Feedback on NLNZ ‘DigitalNZ Concepts API‘



This blog post is feedback on a recent blog post ‘Introducing the DigitalNZ Concepts API’ http://digitalnz.org/blog/posts/introducing-the-digitalnz-concepts-api by the National Library of New Zealand’s DigitalNZ team. Some of the feedback also rests on conversations I've had with various NLNZ staffers and other interested parties and a great stack of my own prejudices. I've not actually generated an API key and run the thing, since I'm currently on parental leave.
  1. Parts of the Concepts API look very much like authority control, but authority control is not mentioned in the blog post or the docs that I can find. It may be that there are good reasons for this (such as parallel comms in the pipeline for the authority control community) but there are also potentially very worrying reasons. Clarity is needed here when the system goes live.

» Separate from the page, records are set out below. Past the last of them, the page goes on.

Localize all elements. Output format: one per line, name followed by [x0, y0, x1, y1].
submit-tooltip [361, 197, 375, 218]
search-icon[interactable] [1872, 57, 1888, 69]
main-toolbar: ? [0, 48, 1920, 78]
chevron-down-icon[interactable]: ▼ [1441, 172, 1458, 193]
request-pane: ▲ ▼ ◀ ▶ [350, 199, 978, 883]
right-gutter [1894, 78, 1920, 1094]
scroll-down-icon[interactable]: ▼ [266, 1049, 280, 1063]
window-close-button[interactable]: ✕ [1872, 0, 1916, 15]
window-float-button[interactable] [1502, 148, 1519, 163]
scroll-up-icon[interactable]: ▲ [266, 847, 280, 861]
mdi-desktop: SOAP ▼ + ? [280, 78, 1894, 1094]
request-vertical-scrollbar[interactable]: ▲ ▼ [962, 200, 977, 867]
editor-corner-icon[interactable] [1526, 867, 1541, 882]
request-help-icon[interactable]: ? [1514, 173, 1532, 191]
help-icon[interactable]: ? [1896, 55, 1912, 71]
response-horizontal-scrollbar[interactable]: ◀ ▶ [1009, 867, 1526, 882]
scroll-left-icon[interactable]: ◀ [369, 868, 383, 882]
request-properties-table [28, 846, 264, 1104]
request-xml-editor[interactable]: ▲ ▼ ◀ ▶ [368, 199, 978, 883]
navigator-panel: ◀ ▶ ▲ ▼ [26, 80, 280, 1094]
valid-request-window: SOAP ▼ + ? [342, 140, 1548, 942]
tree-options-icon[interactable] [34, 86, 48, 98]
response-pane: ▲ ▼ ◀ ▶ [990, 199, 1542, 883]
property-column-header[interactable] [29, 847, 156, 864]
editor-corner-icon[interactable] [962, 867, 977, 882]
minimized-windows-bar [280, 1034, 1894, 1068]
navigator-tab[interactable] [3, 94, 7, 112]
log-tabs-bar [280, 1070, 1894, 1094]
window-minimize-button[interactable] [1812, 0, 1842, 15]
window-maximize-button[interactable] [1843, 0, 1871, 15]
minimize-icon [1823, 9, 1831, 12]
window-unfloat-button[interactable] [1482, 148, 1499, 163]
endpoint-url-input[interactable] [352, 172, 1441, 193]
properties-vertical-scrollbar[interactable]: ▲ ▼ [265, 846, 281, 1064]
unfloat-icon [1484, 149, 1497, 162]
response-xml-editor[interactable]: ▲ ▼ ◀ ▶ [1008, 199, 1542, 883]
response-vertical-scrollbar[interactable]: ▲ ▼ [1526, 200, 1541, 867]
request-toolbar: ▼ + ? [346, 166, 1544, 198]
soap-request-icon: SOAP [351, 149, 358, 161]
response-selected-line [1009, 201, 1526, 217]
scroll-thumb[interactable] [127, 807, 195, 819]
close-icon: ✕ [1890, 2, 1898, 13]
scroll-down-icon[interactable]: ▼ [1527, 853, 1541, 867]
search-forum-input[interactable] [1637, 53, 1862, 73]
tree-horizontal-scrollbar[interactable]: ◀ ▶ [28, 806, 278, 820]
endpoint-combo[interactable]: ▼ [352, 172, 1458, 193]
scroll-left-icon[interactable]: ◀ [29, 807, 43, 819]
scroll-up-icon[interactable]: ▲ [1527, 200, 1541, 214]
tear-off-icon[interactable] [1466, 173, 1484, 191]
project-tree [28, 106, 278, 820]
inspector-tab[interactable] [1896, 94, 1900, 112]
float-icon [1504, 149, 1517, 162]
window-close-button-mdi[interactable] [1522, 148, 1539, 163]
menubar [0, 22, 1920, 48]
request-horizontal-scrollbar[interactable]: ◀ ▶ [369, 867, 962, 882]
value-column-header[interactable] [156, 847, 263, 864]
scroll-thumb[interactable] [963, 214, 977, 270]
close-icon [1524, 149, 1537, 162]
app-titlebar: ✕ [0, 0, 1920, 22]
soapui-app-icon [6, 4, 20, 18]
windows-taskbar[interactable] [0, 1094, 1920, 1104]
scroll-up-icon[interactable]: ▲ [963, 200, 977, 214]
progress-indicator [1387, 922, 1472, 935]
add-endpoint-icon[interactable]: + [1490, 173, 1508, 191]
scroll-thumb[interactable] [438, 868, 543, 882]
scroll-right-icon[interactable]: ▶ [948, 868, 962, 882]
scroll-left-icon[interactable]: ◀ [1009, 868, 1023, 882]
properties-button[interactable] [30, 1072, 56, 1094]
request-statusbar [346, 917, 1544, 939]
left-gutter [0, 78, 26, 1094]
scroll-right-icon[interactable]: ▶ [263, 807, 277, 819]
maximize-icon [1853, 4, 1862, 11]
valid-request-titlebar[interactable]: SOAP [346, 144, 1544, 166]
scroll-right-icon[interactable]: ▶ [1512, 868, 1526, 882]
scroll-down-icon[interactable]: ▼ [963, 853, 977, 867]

  2. All the URLs in examples are HTTP, but the ALA’s Freedom to Read Statement requires all practical measures be taken to ensure the confidentiality of the reader’s searching and reading. Thus, if the API is to be used for real-time searching, HTTPS URLs must be an option. 
  3. There is insufficient detail of of the identifiers in use. If I'm building a system to interoperate with the Concepts API, which identifiers should I be keeping at my end to identify things that the DigitalNZ end? The clearer this definition is, the more robust this interoperability is likely to be, there’s a very good reason for the highly structured formats of identifiers such as ISNI and ISBN. If nothing else a regexp would be very useful. Personally I’d recommend browsing around http://id.loc.gov/ a little and rethinking the URL structure too.
  4. There needs to be an insanely clear statement on the exact relationship between DigitalNZ Concepts and those authority control systems mapped into VIAF. Both DigitalNZ Concepts and VIAF are semi-automated authority matching systems and if we’re not carefully they’ll end up polluting each other (as for example, DNB already has with gender data). 
  5. Deep interoperability is going to require large-scale matching of DigitalNZ Concepts with things in a wide variety of GLAM collections and incorporating identifiers into those collections’ metadata. That doesn't appear possible with the current licensing arrangements. Maybe a flat-file dump (csv or json) of all the Concepts under a CC0 license? URLs to rights-obsessed partners could be excluded.
  6. If non-techies are to understand Concepts, http://api.digitalnz.org/concepts/448 is going to have to provide human-comprehensible content without an API key (I’m guessing that this is going to happen when it comes out of beta?)
  7. Mistakes happen (see https://en.wikipedia.org/wiki/Wikipedia:VIAF/errors for recently found errors in VIAF, for example). There needs to be a clear contact point and likely timescale for getting errors fixed. 
Having said all that, it looks great!